Review of the newspapers for the first week in January 2020
Just two rather unusual, relevant perspectives:
Amelia Hill gives us: ‘Pensioners’ spending is adding billions to the economy’ https://www.theguardian.com/society/2020/jan/02/uk-retirees-spending-rockets-as-younger-people-spend-less
An article which draws on a report for the International Longevity Centre: https://ilcuk.org.uk/wp-content/uploads/2019/12/Maximising-the-longevity-dividend.pdf
It provides a thorough and elegant review of the financial profiles of older people within the context of the wider population and is a development on from the review of inter-generational matters which we considered at the Sheffield Conference. Older people are fitter than in previous generations: they are already more likely to remain in paid employment than previous cohorts. They are relatively well off, but are modest in their spending patterns. Quite apart from paid employment, an Age UK analysis has calculated that people aged 50 and older contributed £226.1 billion to the UK economy in 2017. This equates to 11.3% of GDP (Gross Domestic Product)
This paper looks toward ways of unlocking the ‘longevity dividend’ – encouraging older people to work longer and to spend more freely. Older people are identified as prey – their resources to be drawn on for the benefit of the rest of society. This is an uncomfortable reversal of previous models which have seen older people as in need of care and supplements.
Simon Jenkins wrote of the physical attractions of churches and the economic vibrancy of cathedrals and Christmas services: www.theguardian.com/commentisfree/2019/dec/27/britain-churches-cathedrals-anglican
He declares himself a church-lover, but not a church-goer – by which I take it he means that he is not a person of faith.

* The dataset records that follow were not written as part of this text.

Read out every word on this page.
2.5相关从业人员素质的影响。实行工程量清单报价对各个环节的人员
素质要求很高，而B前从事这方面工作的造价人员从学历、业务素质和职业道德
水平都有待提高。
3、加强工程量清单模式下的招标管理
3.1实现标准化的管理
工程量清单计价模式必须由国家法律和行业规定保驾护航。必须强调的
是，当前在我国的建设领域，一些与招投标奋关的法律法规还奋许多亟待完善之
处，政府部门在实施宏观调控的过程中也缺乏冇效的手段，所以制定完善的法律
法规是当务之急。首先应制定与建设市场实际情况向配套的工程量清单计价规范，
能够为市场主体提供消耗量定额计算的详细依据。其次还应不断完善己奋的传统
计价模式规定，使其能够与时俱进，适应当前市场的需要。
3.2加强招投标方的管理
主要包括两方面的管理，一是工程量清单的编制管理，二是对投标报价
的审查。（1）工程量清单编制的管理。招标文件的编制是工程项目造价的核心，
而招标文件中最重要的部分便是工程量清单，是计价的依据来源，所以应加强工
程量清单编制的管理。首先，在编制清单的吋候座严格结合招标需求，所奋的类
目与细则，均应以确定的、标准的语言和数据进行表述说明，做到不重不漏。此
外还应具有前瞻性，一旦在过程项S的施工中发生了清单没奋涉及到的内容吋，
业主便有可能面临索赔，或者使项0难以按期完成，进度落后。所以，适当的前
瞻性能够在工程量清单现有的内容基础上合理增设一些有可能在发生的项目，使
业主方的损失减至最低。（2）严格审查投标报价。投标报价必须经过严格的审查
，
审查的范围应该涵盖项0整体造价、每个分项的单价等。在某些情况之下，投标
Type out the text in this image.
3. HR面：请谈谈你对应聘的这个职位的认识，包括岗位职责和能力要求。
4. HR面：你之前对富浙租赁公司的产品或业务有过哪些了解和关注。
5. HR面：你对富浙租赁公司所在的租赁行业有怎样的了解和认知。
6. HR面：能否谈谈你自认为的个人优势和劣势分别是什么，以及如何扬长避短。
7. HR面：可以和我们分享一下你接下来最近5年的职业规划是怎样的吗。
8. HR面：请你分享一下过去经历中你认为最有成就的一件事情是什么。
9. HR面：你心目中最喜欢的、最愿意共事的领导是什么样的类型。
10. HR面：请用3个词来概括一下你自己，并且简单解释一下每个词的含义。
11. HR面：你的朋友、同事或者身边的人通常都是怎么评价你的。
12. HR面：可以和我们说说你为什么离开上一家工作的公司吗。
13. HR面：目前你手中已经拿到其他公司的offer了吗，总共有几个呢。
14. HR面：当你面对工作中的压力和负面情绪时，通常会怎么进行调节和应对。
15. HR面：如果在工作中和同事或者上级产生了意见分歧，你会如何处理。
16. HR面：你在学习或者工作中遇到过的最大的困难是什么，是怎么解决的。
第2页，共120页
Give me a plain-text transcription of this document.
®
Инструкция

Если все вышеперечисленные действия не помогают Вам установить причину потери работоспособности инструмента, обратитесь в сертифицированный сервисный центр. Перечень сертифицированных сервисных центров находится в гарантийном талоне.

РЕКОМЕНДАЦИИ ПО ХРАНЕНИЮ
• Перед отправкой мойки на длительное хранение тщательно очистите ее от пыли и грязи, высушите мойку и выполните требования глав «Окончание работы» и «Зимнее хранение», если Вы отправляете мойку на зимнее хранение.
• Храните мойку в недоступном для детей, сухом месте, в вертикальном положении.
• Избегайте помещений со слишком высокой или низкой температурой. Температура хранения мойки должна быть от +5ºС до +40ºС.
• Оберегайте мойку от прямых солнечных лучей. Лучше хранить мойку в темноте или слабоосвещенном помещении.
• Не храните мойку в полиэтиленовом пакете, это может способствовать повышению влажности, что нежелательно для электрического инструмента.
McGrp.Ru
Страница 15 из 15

His analysis of why Christmas services are so well attended – because of ‘a lingering family attachment to childhood ritual’ – is worth thinking about. There is just a suggestion of something deep inside which overrides the fashions of everyday life 2020.
There is much wisdom in the seven letters published in response: www.theguardian.com/world/2020/jan/03/faith-in-the-church-and-its-ability-to-survive. I am particularly taken by Leigh Hatts’ thoughts on how to respond to the falling congregations in rural and other churches. Rather than rotate services between churches to a ‘complex railway time-table’, we should respect the wishes of congregants who want to worship in their own place at a regular time, even if the attendees are few. This would require modified services to be conducted by the laity. Such honest local ownership might light unexpected sparks.